Meta reported strong advertising demand across its apps in the fourth quarter, driving the revenue increase. The result came despite a broader market pullback that had earlier weighed on tech shares. Analysts noted the contrast between top‑line strength and rising costs.
For the full year 2025, Meta’s revenue exceeded $200 billion, marking a 22% annual gain. Net income grew only 9% in Q4, and operating income rose just 6%, showing profit pressure from higher spending. The company holds about $82 billion in cash and marketable securities, giving it flexibility to fund large investments.
Meta’s Q4 revenue of $59.9 billion represents a 24% year‑over‑year increase. The full‑year 2025 figure of over $200 billion reflects a 22% rise. For 2026, the firm expects to spend between $115 billion and $135 billion on capital expenditures, up from $72.2 billion in 2025. This range covers data centers, servers, and other hardware needed for AI workloads.

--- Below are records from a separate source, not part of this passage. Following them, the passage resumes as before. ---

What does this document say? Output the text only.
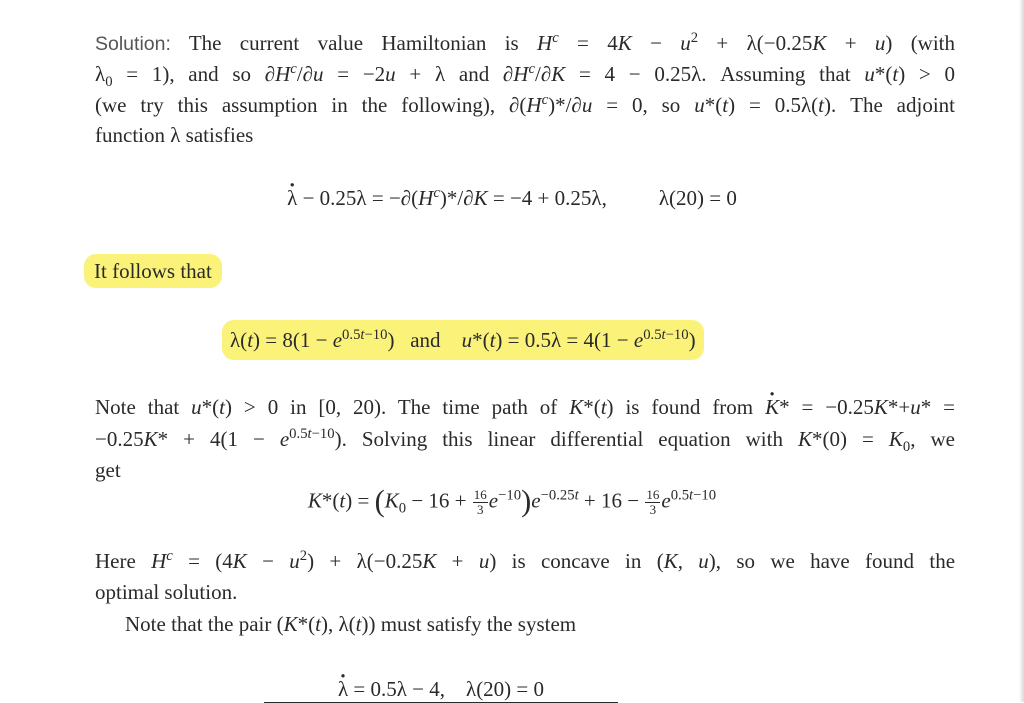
Solution: The current value Hamiltonian is $H^c = 4K - u^2 + \lambda(-0.25K + u)$ (with
$\lambda_0 = 1$), and so $\partial H^c/\partial u = -2u + \lambda$ and $\partial H^c/\partial K = 4 - 0.25\lambda$. Assuming that u*(t) > 0
(we try this assumption in the following), $\partial(H^c)*/\partial u = 0$, so u*(t) = 0.5λ(t). The adjoint
function λ satisfies
λ · − $0.25\lambda = -\partial(H^c)*/\partial K = -4 + 0.25\lambda$, λ(20) = 0
It follows that
$\lambda(t) = 8(1 - e^{0.5t-10})$   and    $u*(t) = 0.5\lambda = 4(1 - e^{0.5t-10})$
Note that u*(t) > 0 in [0, 20). The time path of K*(t) is found from K ·* = −0.25K*+u* =
$-0.25K* + 4(1 - e^{0.5t-10})$. Solving this linear differential equation with $K*(0) = K_0$, we
get
$K*(t) = (K_0 - 16 + \frac{16}{3} e^{-10})e^{-0.25t} + 16 - \frac{16}{3} e^{0.5t-10}$
Here $H^c = (4K - u^2) + \lambda(-0.25K + u)$ is concave in (K, u), so we have found the
optimal solution.
Note that the pair (K*(t), λ(t)) must satisfy the system
λ · = 0.5λ − 4,    λ(20) = 0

During the earnings call, CEO Mark Zuckerberg stated, "We are now seeing a major AI (artificial intelligence) acceleration." He added that Meta will continue to invest heavily in infrastructure to train leading models and deliver personal superintelligence to billions of users. The term "capital expenditures" refers to money spent on physical assets such as buildings and equipment.

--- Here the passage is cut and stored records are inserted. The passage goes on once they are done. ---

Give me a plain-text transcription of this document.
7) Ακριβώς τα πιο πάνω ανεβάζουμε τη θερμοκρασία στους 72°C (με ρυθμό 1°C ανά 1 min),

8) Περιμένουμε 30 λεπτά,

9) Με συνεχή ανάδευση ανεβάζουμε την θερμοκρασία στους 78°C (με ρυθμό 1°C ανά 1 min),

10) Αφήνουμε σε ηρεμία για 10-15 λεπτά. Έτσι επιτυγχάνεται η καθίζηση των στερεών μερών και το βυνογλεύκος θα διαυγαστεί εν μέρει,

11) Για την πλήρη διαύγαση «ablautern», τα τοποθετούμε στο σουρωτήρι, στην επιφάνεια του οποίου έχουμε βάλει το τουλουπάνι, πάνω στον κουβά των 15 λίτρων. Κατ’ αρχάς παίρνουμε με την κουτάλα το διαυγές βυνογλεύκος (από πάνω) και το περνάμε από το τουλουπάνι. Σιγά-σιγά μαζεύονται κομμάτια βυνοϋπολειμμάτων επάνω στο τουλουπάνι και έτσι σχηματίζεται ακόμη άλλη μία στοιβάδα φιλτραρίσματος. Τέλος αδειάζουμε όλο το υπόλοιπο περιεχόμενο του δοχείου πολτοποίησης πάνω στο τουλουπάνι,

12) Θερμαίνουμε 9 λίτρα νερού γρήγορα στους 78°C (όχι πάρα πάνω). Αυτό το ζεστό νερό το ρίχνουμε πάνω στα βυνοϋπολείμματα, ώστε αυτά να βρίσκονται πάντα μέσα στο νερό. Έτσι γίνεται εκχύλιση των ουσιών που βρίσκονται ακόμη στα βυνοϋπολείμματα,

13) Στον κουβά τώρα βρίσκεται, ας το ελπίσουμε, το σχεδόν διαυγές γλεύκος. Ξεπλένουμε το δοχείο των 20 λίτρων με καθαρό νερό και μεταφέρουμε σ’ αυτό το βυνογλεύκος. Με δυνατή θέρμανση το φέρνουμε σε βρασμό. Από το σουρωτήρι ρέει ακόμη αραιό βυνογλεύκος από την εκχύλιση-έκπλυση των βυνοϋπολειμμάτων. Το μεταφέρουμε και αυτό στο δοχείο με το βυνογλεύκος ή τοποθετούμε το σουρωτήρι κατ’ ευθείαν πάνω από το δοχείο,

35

The revenue surge shows that Meta’s core advertising business remains robust, but the massive capex plan signals a shift toward a more capital‑intensive model centered on AI. Higher spending on data centers and research could keep operating income growth modest in the near term. Management warned that 2026 operating income will only be "above" 2025 levels, suggesting limited profit expansion this year.

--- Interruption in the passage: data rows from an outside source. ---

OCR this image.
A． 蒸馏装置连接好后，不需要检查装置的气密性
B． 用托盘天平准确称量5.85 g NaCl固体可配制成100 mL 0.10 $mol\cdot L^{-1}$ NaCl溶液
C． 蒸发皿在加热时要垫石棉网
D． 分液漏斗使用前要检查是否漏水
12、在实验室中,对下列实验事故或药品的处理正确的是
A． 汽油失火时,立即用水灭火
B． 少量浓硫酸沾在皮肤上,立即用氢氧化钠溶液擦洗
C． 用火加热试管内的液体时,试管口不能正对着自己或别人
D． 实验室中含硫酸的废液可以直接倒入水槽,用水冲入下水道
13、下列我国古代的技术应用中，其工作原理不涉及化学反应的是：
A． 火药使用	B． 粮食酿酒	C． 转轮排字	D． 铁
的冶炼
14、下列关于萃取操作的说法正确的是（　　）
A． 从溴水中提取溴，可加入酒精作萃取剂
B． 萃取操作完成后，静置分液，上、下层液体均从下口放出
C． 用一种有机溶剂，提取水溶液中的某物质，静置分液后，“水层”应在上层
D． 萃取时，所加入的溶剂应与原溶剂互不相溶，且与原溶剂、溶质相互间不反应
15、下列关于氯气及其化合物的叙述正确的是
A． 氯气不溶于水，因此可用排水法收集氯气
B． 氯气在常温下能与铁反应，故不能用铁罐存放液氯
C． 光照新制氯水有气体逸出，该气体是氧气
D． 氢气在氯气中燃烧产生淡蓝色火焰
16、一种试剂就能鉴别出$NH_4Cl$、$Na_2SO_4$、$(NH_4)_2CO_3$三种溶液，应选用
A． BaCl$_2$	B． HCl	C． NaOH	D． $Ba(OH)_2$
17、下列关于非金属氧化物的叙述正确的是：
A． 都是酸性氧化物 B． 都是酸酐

Investors must weigh the potential long‑term payoff of AI against short‑term profit pressure. Meta’s price‑to‑earnings ratio sits around 29, which is not cheap but not extreme given its 3.5 billion daily active users. The firm’s strong cash position allows it to sustain several years of heavy investment if needed.
Watch Meta’s first‑quarter 2026 earnings release on April 29 for updates on revenue trends and any changes to its capital‑expenditure outlook.